If a driving cause can be found, the refractory seizures may stop and a good neurological outcome may be achieved e.g. Anti-NMDA receptor encephalitis causing SRSE, driven by an ovarian tumour, resolving after the tumour is resected
These patients may be in the ICU for months.
> Here are some of the tests that are often ordered in the work-up
Bloods
Blood cultures: bacterial and fungal cultures, RPR-VDRL, and HIV-1/2 immunoassay with confirmatory viral load if appropriate
Toxin screen
Levels of anti-seizure medication
Ammonia, lactate, pyruvate, acylcarnitine profile, plasma amino acids, urine organic acids (IEMs)
C3, C4, serum cryoglobulins, serum immune electrophoresis, quantitative Ig levels
Chromosomal microarray and epilepsy next-generation sequencing panel (genetic causes)
CRP, ANA and other antibodies (Ro/SSA, La/SSB, Sm, RNP, dsDNA, anti-phospholipid, ANCA)
Serum paraneoplastic / cancer serum markers
Autoimmune epilepsy antibody panel
Metabolic screen: LDH and ammonia; consider vitamin B1 level, B12 level, folate, lactate, pyruvate, CPK, and troponin;
Mitochondrial disorder screen: lactate and pyruvate, serum triglycerides
MRI / MRA
Cerebrovascular diseases
Tumors
Malformations of cortical development
TBI
HIE
Autoimmune encephalitis – limbic encephalitis may have mesial temporal or hippocampal signal changes
MR angiography (could do CTA or DSA as alternatives) looking for vasculitis, vascular malformations
CSF
Biochemistry
Microscopy
Culture
Viral studies
Bacterial and fungal stains and cultures
VDRL, PCR for HSV1, HSV2, VZV, EBV, HIV, and Mycobacterium tuberculosis
Autoimmune encephalitis panel
CSF paraneoplastic screen including CSF cytology, flow cytometry
Autoimmune epilepsy CSF antibody panel (see above)
Other imaging
CT chest/abdomen/pelvis (paraneoplastic cause)
Scrotal ultrasound (testicular tumours)
Mammogram (breast tumour)
Pelvic MRI (e.g. for ovarian tumours)
Whole-body PET-CT (paraneoplastic cause)
Tissue Biopsies
Specialized muscle or liver tissue studies (suspected mitochondrial disorders)
Bone marrow biopsy (paraneoplastic screen)
Brain biopsy
If Immunocompromised:
Serologic: IgG Cryptococcus species, IgM and IgG Histoplasma capsulatum, and IgG Toxoplasma gondii
Sputum: Mycobacterium tuberculosis GeneXpert
Serum and CSF: Toxoplasma IgG
CSF: eosinophils, silver stain for CNS fungi, PCR for JC virus, CMV, HHV6, EEE, Enterovirus, influenza A/B, WNV, Parvovirus, Listeria Ab, and measles (rubeola)
Stool: adenovirus PCR and Enterovirus PCR
As you saw in the ASM section, all these medications carry the risk of adverse effects
Using just enough ASM to control seizures is critical
cEEG can be helpful in titrating ASMs to electrographic evidence of seizures
For patients with SRSE, complications to watch for include:
> Cardiac arrhythmias e.g. from autonomic instability or relating to potassium shifts with thiopentone administration
> Hypotension with vasopressor requirement (from ASM’s, autonomic involvement, sepsis), need for central access and complications of this
> Venous thromboembolism (common, despite prophylaxis); regular screening recommended.
> Infections (line, LRTI, UTI); higher risk if immunosuppression treatment used
> Critical illness associated weakness (common, slows recovery)
The ICU resident contacts Sharon’s GP and gets some more history.
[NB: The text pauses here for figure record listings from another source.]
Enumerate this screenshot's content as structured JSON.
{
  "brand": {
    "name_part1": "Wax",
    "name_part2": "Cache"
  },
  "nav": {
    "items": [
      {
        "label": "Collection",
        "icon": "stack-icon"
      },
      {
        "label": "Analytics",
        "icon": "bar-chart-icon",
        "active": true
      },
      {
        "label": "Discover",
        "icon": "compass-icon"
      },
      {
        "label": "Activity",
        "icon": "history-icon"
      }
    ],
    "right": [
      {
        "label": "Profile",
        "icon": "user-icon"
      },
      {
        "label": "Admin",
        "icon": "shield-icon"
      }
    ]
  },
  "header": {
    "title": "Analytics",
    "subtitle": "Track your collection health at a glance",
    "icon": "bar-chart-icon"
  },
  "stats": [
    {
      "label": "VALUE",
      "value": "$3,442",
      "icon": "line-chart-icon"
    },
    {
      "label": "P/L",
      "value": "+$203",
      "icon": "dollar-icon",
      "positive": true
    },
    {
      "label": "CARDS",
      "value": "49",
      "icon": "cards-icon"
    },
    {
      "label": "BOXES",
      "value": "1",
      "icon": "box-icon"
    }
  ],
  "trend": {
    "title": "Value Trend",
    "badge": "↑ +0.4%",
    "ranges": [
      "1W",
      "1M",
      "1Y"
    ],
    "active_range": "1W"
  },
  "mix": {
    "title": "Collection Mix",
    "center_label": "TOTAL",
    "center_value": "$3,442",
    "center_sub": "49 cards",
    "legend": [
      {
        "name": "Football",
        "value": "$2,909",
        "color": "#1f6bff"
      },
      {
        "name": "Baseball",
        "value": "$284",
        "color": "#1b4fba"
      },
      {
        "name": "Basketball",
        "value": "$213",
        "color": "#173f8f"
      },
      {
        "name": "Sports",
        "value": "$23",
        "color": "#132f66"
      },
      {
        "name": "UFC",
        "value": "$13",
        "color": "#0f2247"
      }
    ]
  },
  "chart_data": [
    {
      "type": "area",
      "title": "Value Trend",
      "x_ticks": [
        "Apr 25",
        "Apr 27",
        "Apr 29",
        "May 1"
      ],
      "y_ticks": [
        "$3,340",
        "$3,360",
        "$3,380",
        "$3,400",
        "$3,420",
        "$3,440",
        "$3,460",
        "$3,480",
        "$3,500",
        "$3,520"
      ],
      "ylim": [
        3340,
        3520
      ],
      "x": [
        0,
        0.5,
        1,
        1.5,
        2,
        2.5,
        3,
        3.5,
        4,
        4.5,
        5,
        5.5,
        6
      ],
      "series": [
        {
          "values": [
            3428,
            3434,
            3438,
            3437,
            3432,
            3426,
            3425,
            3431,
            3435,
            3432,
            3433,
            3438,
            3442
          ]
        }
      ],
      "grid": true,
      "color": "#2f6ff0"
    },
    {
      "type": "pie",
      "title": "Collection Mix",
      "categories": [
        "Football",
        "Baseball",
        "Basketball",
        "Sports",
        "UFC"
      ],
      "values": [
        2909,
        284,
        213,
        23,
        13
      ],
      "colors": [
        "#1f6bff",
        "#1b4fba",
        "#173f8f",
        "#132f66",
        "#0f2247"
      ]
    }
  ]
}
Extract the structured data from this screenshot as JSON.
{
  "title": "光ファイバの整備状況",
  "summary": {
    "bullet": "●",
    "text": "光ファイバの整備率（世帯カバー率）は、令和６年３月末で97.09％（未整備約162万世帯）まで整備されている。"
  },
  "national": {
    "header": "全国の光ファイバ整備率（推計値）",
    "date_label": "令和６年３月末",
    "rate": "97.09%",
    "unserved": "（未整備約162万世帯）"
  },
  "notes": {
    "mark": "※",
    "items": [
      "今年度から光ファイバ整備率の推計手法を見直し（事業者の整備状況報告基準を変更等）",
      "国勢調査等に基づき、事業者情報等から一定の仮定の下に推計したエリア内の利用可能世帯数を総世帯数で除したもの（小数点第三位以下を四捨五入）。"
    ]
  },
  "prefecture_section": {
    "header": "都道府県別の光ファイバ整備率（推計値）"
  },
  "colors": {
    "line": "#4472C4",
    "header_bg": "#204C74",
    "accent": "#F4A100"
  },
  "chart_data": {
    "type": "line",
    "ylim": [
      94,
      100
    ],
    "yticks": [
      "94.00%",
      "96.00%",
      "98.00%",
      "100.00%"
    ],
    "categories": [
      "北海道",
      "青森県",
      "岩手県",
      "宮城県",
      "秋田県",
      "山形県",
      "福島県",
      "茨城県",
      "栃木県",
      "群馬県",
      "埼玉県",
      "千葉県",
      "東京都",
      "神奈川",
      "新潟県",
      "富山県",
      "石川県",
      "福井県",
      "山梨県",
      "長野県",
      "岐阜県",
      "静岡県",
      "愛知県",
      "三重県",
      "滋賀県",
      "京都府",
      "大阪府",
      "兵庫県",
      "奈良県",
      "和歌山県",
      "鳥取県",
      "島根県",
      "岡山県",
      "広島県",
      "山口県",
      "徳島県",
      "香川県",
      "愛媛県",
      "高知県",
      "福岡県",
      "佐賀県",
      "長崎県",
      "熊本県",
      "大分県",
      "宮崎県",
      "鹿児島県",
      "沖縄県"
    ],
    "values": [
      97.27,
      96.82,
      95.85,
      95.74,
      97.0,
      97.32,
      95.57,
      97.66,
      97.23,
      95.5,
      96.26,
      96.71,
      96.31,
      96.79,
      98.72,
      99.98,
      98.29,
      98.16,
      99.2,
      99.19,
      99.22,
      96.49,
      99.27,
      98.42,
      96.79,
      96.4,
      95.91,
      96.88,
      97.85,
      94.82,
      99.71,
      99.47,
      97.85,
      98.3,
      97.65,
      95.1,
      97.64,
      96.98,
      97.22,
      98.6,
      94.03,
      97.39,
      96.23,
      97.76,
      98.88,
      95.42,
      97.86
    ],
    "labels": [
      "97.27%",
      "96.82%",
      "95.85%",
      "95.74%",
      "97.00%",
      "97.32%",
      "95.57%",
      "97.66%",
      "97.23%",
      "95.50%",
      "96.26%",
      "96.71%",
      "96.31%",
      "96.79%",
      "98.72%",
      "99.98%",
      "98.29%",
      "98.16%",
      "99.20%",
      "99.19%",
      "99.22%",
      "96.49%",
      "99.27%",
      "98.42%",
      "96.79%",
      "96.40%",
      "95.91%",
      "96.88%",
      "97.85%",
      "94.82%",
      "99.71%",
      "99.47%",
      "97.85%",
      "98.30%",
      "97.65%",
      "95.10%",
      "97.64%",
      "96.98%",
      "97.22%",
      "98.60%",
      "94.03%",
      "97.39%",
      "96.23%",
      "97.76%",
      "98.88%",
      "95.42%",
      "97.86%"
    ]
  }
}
She has recently been seeing him for anxiety and depression; her regular temazepam had been increased and there was suspicion she was using a higher dose than that prescribed.
On contacting Sharon’s pharmacist, it became clear she probably ran out of benzodiazepines 3 days ago.
Sharon’s friend visits the ICU and gives further history: she has been drinking more than usual recently and the day before she came to hospital she had drunk two bottles of wine, much more than usual for her.
What’s the likely cause of her seizure?
After 3 hours in ICU, the midazolam is stopped and an EEG performed.
There is no seizure activity, just diffuse slowing.
While the EEG is performed the propofol is also stopped, and there is still no electrographic evidence of seizures.
Sharon wakes and is successfully extubated.
Has she had SE, RSE, SRSE, NORSE or FIRES?